Nothing can take away the impression that she's made on the world, your heart, and others. You will always be her Mama, and she will always be your child.

xo

Victoria said...

Dear Colleen,

I am crying so hard.
You have no idea the lessons that you and Bronwyn have taught me. The strength, courage, grace, beauty, joy and love that you both radiate, have lifted me many times, and reminded me as to what is truly important.

My heart goes out to you, mother to mother, and I thank you for the gift that you gave to all of us, by sharing your journey with your beautiful Bronwyn.

Though I never met her, I will carry her memory, and the words and images of how you were with her, in my heart for the rest of my life, as I was touched that deeply. (And truly, I do not think that I will ever come across another mother that I admire more then you.)

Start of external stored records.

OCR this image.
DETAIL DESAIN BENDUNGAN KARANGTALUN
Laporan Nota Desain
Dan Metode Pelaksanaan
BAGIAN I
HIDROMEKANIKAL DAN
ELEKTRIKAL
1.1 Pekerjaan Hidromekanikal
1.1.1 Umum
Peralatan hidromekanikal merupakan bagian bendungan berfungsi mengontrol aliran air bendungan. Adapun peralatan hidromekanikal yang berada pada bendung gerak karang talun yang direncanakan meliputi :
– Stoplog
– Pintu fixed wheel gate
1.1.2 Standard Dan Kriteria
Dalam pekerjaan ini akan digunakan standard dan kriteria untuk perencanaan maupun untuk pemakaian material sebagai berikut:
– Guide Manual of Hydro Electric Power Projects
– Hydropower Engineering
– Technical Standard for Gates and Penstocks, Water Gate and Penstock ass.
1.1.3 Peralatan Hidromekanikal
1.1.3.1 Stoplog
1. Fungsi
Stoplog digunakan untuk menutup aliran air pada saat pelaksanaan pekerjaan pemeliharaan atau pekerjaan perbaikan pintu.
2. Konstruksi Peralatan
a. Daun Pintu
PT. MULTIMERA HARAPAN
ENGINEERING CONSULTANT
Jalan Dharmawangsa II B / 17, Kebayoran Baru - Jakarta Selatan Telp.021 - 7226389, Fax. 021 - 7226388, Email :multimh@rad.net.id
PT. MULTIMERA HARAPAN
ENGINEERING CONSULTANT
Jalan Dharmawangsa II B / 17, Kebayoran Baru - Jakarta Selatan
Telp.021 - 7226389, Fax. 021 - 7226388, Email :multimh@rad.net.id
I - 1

I have no doubt that one day you will meet again, and this time she will be able to run laughing, into your arms. Until then, may your life be filled with one beautiful grace filled moment after another. May the sun shine on you extra sweetly. May birds sing and flowers bloom everywhere you walk... and may you always feel Bronwyn's love in each of those miracles.

Much love, Vic

Melanie Scrivner said...

Colleen,
My name is Melanie Scrivner and I am close family friends with Aiden's mom Jen. I was Aidens care giver before Chris. Its not often that people get the chance to meet children like Bronwyn and Aiden. To really see the true beauty and happiness that radiates from them, is a chance of a life time and Bronwyn gave that to you along with her unconditional love,as Aiden has for me. Thank you for being such a wonderful parent and advocate for Bronwyn. I know that she is deeply missed. I have to think that Bronwyn must have had a higher purpose than any of us can imagine. My heart goes out to you and I thank you for sharing Bronwyn with us.

Stephanie said...

Colleen, I read this just tonight and I can hardly get through the tears to type or I would say much more. You are so strong. And you and your family will be in my thoughts and prayers.

Lilyworks said...

I find the loss of Bronwyn almost too much to understand. I just looked at your October sketch and it looks just like the little bird that visited my feeder the day she left us...

You were such a wonderful mother to her and your gratitude for her gifts is very moving. Take care, Bev

picciolo said...

Oh Colleen, what a brave post I am so sorry for your loss - I know no words can really help but please know that I am thinking of you and sending you a huge hug. xxx

inaluxe said...

Hi Colleen, I'm so sorry - I haven't had time to read up lately, and I can't believe this has happened. I think I'm with Alin - can't help but cry reading your post.

I don't think there's anything I can say that won't sound dumb, so I send big hugs, and love to you instead. xo Kristina.

Colleen MacDonald said...

There's nothing dumb about the heartfelt expression of sadness. The loss of Bronwyn is profound for each of us, I know. Words don't do it justice, but I truly apprciate everyone's comments of support. It is going to be a very long journey for me from now on. But I feel dedicated to carrying Bronwyn's flame. Thank-you all so much.